7TH LECTURE AT THE GRAMSCI MONUMENT, THE BRONX, NYC: 7TH JULY 2013 THE UNCERTAINTY-RELATION KNOWLEDGE-TRUTH MARCUS STEINWEG
Alain Badiou
"That which is a subject," says Alain Badiou, "is the new human being," who begins to exist out of a deficiency of self and being, who begins to become a subject. Agamben, too, defines the human subject as something which "being and having to be only its possibility or potentiality, humankind fails itself in a certain sense and has to appropriate this failing – it has to exist as potentiality”. The fact "that must constitute the point of departure for any discourse on ethics is that there is no essence, no historical or spiritual vocation, no biological destiny that humans must enact or realize. This is the only reason why something like an ethics can exist, because it is clear that if humans were or had to be this or that substance, this or that destiny, no ethical experience would be possible – there would be only tasks to be done". The subject's ethicality refers to this ontological abyss, to a primordial lack. Precisely because the subject exists only as the subject of this lack, as a subject of the abyss is there something resembling a subject. The subject appropriates its being as a subject as a being able to be a subject. It touches itself at the point of its ontological fragility in order to affirm this touching as an act of its becoming a subject. It is a subject of self-affirmation and self-invention. In contact with that which radically transcends it, it constitutes itself as the autonomous and, in a certain sense, experimental receiver of its ontological limit. Accordingly, in American pragmatism Deleuze saw one of those "attempts to transform the world, to think a new world or new man insofar as they create themselves".
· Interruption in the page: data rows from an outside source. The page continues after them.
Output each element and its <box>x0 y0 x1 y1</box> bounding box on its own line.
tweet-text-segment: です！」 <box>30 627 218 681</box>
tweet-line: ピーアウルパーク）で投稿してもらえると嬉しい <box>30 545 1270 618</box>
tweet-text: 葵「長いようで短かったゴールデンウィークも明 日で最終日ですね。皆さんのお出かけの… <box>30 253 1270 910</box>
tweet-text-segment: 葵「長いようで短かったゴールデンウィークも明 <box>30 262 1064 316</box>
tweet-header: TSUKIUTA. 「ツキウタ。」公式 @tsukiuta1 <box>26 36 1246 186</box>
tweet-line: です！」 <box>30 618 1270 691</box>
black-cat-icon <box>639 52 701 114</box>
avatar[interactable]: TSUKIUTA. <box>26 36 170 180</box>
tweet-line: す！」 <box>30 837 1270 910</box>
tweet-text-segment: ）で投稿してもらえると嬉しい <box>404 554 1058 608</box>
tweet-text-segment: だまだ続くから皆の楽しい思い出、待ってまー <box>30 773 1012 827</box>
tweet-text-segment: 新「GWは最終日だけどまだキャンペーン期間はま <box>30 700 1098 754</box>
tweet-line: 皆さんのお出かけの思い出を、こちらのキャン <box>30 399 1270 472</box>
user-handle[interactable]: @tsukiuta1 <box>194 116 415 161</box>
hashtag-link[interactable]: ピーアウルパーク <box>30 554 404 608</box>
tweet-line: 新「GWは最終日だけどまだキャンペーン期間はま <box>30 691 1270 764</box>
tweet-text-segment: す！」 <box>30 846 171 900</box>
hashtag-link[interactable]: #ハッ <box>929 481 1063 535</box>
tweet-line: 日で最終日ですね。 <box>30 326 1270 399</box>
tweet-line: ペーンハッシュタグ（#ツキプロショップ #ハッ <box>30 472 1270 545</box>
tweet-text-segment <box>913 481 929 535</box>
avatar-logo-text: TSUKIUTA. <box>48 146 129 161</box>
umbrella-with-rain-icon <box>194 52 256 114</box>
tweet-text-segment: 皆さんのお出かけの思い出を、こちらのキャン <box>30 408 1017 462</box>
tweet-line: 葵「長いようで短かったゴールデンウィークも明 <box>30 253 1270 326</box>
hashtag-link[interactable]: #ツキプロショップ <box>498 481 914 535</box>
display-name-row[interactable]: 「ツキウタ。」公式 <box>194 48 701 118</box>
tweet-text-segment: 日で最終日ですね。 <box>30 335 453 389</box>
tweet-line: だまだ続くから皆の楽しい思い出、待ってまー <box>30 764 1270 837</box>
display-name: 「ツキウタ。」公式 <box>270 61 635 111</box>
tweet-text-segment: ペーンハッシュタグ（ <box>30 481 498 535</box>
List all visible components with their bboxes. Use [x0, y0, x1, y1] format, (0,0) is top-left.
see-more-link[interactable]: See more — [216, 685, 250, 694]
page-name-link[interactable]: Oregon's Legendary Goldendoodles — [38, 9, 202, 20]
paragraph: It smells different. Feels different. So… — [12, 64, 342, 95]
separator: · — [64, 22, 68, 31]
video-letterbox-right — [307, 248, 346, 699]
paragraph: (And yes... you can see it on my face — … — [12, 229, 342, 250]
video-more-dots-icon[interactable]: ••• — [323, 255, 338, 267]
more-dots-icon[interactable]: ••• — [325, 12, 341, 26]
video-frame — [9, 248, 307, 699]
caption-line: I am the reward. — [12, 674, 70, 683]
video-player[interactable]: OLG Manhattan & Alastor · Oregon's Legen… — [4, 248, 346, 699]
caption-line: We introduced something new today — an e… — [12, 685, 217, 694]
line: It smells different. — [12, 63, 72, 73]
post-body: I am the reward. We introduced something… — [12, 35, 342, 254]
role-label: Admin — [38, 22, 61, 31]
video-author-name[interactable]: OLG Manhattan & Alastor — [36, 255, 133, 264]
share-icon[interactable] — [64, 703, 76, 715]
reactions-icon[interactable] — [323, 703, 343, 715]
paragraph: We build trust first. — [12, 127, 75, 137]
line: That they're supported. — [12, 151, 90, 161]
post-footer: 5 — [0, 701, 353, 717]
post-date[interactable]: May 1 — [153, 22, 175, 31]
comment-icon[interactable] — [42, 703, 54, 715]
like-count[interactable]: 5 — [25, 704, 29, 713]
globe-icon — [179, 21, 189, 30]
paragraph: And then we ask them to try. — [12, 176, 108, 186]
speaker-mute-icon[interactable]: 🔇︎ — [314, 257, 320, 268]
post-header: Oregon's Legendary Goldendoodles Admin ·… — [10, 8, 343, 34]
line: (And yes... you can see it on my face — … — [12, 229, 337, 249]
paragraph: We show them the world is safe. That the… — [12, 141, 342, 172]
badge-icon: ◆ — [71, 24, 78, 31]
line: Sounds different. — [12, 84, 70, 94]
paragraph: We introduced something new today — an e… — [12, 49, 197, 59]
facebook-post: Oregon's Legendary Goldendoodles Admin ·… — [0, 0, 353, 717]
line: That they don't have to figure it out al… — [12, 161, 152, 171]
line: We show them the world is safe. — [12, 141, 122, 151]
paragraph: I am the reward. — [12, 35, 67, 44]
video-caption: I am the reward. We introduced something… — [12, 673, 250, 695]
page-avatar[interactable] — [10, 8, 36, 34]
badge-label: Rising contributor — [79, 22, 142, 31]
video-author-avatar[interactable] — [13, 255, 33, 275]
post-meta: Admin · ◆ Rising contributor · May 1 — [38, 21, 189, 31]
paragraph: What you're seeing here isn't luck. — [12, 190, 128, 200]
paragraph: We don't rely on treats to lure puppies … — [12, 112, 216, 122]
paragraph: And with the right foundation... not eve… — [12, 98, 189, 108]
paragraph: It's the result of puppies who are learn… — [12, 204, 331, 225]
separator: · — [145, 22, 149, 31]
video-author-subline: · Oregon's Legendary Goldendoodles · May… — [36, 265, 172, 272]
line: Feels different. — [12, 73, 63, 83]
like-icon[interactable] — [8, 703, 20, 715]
The subject's tornness means that it is a subject of the exterior, a subject of becoming, of the deed, of contingency and incommensurability instead of being, within its interiority and identity, a defusing pseudo-subject that assimilates itself to its factual status as object. The deed implies that it elevates the subject above the ground of facts. The act is the moment in which the subject affirms itself as a subject by moving away from itself while violating its reality in the objective world. A deed exists only as a self-violation, as excess. The subject of the deed distances itself from its position and its status in the structure of facts which is the world of its evidence in order to accelerate itself beyond its factual reality. Whither? Toward the limit of the world of facts which indicates the inconsistency of instituted realities. Therefore, any deed implies puncturing the web of reality through to an unreality so that the subject of the deed touches upon a knowledge which is not of this world because it refers to its limit. The subject of the deed goes through this experience of the limit; it moves along a border which, instead of marking off a world this side from another world beyond, marks an incision in the immanence of the one and only world. The touching of this incision, its execution is what is meant by the Latin word decisio. The deed is an act of incisive decision. It posits an incision and marks a tear which distances all realities and every subject from itself. The decision is a touching of this difference which divides the body of the world as well as the body of the subject. The deed leads the subject to a knowledge that shakes its evidence and evacuates its certainties. Suddenly the subject finds itself in the space of a loneliness which is the dimension of its ontological insecurity: the dimension of philosophy. Nothing can be relied upon because it is only in this desert that the subject erects and affirms itself as a perpetrator.